See Developer Environment Setup for step-by-step details on setting up your environment.
Component Class Hierarchy
Aspire is made up of a few basic Java interfaces: Component, Stage, ComponentManager (a group of components), Pipeline Manager (processes jobs through pipelines), and the Aspire Application itself.
These Java interfaces are arranged into a hierarchy like this:
You will only ever need to concern yourself with "Stage" and "Component". All of the other interfaces are fully implemented by the Aspire framework.
Each of these interfaces has an associated "Impl" class. For example, StageImpl, ComponentImpl, etc.
The Anatomy of a Component
Most new components are pipeline stages, and all of these have the same basic structure:
public class MyComponent extends StageImpl { public void initialize(Element config) throws AspireException { . . . } public void process(Job j) throws AspireException { . . . } public void close() throws AspireException { . . . } }
Those are the only methods that you will ever need to implement.
initialize(Element config)
- Put code to initialize your component here, for example opening files, opening connections to databases, initializing data structures, etc.
- "config" will be a W3C Element object that contains the XML that was specified in the application.xml for your component. Extract any configuration data you need from this Element.
- initialize() is guaranteed to be called before any job is processed with process().
- initialize() is guaranteed to be only called by a single thread.
process(Job j)
- Put code here to actually processing the job.
- job.get() retrieves the associated AspireObject (aka the "document"). This is the primary metadata holder for the job.

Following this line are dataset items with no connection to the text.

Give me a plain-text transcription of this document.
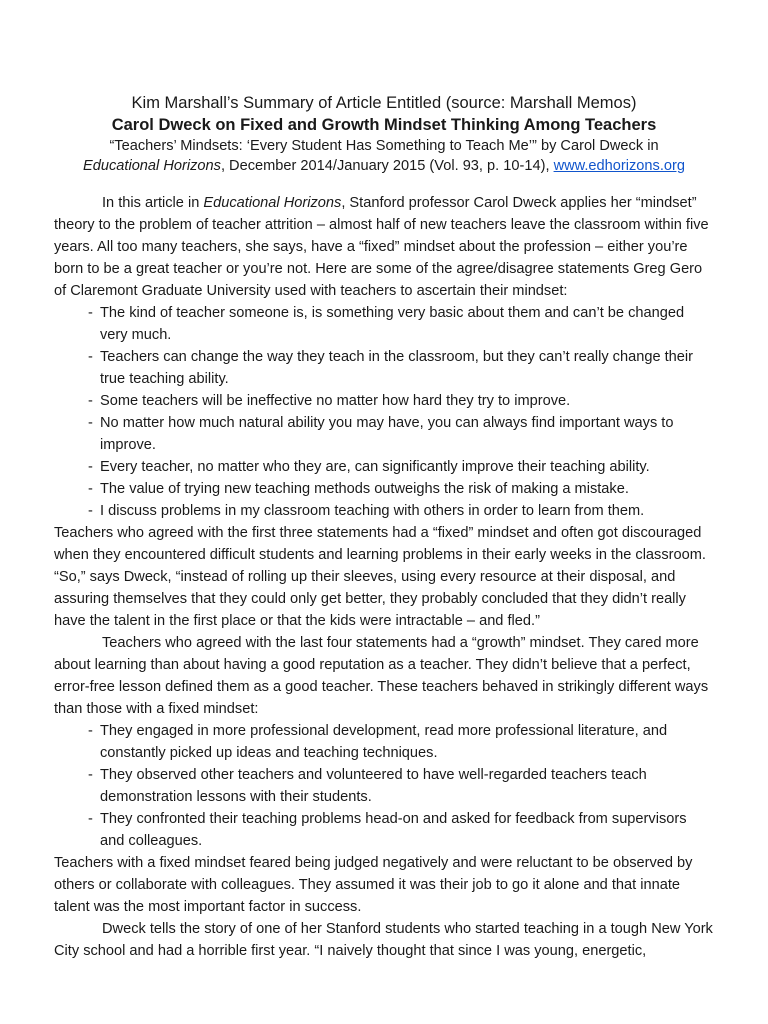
Kim Marshall’s Summary of Article Entitled (source: Marshall Memos)
Carol Dweck on Fixed and Growth Mindset Thinking Among Teachers
“Teachers’ Mindsets: ‘Every Student Has Something to Teach Me’” by Carol Dweck in Educational Horizons, December 2014/January 2015 (Vol. 93, p. 10-14), www.edhorizons.org

In this article in Educational Horizons, Stanford professor Carol Dweck applies her “mindset” theory to the problem of teacher attrition – almost half of new teachers leave the classroom within five years. All too many teachers, she says, have a “fixed” mindset about the profession – either you’re born to be a great teacher or you’re not. Here are some of the agree/disagree statements Greg Gero of Claremont Graduate University used with teachers to ascertain their mindset:

- The kind of teacher someone is, is something very basic about them and can’t be changed very much.
- Teachers can change the way they teach in the classroom, but they can’t really change their true teaching ability.
- Some teachers will be ineffective no matter how hard they try to improve.
- No matter how much natural ability you may have, you can always find important ways to improve.
- Every teacher, no matter who they are, can significantly improve their teaching ability.
- The value of trying new teaching methods outweighs the risk of making a mistake.
- I discuss problems in my classroom teaching with others in order to learn from them.

Teachers who agreed with the first three statements had a “fixed” mindset and often got discouraged when they encountered difficult students and learning problems in their early weeks in the classroom. “So,” says Dweck, “instead of rolling up their sleeves, using every resource at their disposal, and assuring themselves that they could only get better, they probably concluded that they didn’t really have the talent in the first place or that the kids were intractable – and fled.”

Teachers who agreed with the last four statements had a “growth” mindset. They cared more about learning than about having a good reputation as a teacher. They didn’t believe that a perfect, error-free lesson defined them as a good teacher. These teachers behaved in strikingly different ways than those with a fixed mindset:

- They engaged in more professional development, read more professional literature, and constantly picked up ideas and teaching techniques.
- They observed other teachers and volunteered to have well-regarded teachers teach demonstration lessons with their students.
- They confronted their teaching problems head-on and asked for feedback from supervisors and colleagues.

Teachers with a fixed mindset feared being judged negatively and were reluctant to be observed by others or collaborate with colleagues. They assumed it was their job to go it alone and that innate talent was the most important factor in success.

Dweck tells the story of one of her Stanford students who started teaching in a tough New York City school and had a horrible first year. “I naively thought that since I was young, energetic,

- Jobs can also hold any other object. In fact, Job implements Map<String,Object>, so you can literally store anything in a Job. Anything at all. (Note: Data stored in the map are called Job "variables")
close()
- Code for freeing any resources used by your component goes here, for example closing file pointers, releasing connections, releasing memory, etc.
The Stage Archetype
Creating new components is made much easier with a Maven archetype. This archetype will create a complete, working Java Maven project for a brand-new pipeline stage, complete with unit tests!
The stage archetype will prompt you to enter some data so it can create the stage properly. Specifically, you will be asked for:
- The Maven coordinates (group ID, artifact ID, version) for your new pipeline stage
- The Java class name to use for your new component
- Some textual information to help annotate your Maven POM file (does not affect functionality)
See Creating a New Pipeline Stage for a detailed, step-by-step description for using the Stage archetype to create a new Aspire pipeline stage.
Where to Go From Here
- Create a new pipeline stage, explore it, run the unit test, and see how it works.
- Read the java doc for ComponentImpl, Job, and AspireObject
- Browse the Component Development Topics for lots of detailed information on how to handle all sorts of situations that you will likely encounter.